Art is the medium through which "worthy souls" find each other in this novel.  There are artists of all descriptions – a photographer, a baker, a movie special-effects maker (see sidebar), an exhuberant forger, a musician, and a teenage surrealist.  All are engaged in the struggle of making a creative life, and all, not just the teenager who pretends to be a bully when he's really a sensitive guy, are engaged in the task of what modernists called "life-creation."  The characters choose to build their own habitats, at the same time they have eyes to see beauty in the world and in their relationships.  They take an active part in shaping where they will go next.  Racculia makes some witty asides about the difficulty of making an artistic life.  One character, Arthur Rook, actually majored in art at a public university, but he had a lousy time, because the kids who got A's were the ones "who thought to juxtapose the sacred, the profane and the commercial" by painting four-letter words over portraits of Mickey Mouse.  Arthur wants to do something more subtle, and he's caught between a rock and a hard place.  His working-class family is skeptical about the whole enterprise of art:  "They wouldn't even consider helping pay for a private art education, something Arthur's father referred to as 'setting a pile of money on fire and trying to piss it out.'"  Racculia's optimistic verve in this novel illustrates her belief in the beauty of art and its essential importance.

The novel's setting gives another sign that the artistic goals at stake are off the beaten path – the story deliberately leaves the pressure-cooker pop culture landscape of Los Angeles to seek something else.
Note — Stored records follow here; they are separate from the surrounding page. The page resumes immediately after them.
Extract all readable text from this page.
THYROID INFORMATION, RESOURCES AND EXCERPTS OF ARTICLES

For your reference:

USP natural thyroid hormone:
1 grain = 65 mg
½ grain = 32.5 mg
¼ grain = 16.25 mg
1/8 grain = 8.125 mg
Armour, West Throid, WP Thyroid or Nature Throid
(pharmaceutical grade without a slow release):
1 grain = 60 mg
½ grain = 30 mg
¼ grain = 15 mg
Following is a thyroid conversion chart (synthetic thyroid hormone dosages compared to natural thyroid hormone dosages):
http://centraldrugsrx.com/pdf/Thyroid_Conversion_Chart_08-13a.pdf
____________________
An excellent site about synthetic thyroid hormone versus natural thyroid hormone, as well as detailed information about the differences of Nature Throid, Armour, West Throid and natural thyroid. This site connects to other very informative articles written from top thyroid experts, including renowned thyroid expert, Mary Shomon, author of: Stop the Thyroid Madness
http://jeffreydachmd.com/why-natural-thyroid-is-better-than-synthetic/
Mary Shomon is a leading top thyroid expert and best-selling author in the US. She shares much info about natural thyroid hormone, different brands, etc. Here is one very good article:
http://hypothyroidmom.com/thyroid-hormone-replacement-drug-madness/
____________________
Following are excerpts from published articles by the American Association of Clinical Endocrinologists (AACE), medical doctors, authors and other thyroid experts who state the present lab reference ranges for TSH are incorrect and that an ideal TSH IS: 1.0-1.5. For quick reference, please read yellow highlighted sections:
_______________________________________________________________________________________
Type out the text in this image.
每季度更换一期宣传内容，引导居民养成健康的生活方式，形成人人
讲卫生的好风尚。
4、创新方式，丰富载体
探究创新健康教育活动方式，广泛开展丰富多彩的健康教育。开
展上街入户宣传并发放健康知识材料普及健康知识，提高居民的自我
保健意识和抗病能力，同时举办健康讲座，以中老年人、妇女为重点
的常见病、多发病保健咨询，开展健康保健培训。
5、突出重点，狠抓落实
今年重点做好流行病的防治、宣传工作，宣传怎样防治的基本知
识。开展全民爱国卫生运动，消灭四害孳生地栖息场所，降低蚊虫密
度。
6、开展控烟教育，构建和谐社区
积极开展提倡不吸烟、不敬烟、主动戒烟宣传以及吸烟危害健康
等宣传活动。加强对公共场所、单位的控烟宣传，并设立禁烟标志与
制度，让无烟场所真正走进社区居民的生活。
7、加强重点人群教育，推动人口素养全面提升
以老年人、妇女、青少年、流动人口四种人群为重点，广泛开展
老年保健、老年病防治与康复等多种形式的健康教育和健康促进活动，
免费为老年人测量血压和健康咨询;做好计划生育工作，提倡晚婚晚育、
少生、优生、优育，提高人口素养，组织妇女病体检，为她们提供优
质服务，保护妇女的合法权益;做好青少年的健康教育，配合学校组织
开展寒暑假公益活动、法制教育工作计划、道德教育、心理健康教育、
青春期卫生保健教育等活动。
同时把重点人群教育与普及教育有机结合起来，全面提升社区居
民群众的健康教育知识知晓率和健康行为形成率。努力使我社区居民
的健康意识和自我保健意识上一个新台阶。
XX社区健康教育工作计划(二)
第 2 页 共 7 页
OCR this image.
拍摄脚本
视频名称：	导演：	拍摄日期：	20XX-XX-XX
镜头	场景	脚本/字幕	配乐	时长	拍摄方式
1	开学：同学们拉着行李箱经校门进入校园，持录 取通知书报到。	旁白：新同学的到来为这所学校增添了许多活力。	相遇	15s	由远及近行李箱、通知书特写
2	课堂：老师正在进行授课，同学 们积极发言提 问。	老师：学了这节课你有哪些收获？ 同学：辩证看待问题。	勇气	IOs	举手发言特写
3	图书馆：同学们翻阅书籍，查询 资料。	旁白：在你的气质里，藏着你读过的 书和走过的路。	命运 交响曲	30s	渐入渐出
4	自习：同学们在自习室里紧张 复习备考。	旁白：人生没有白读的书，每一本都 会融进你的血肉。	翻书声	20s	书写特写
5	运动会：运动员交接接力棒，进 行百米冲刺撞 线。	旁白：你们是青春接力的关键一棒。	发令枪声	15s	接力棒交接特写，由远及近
I have to confess that I have a regional affiliation with This Must Be The Place – I live in the locale described, a rural corner of upstate New York where the houses are old and history lies thick on the ground.  I see that Kate Racculia grew up in Syracuse, which makes sense - in the novel, Syracuse is the city in the middle of nowhere that the characters go to when they need a hospital.  Arthur describes his first impression of Upstate when he arrives in Ruby Falls from L.A., "It was too atmospheric to have occurred naturally:  the shadows too deep, the clouds calculated, too puffy, and too perfectly slate-gray. The roadside forest was aggressively bucolic out the window of his taxi."  If you live in upstate New York or plan to visit, This Must Be the Place is a 'must read'; but even if you're not, the novel will give you something joyful and meditative to relax into.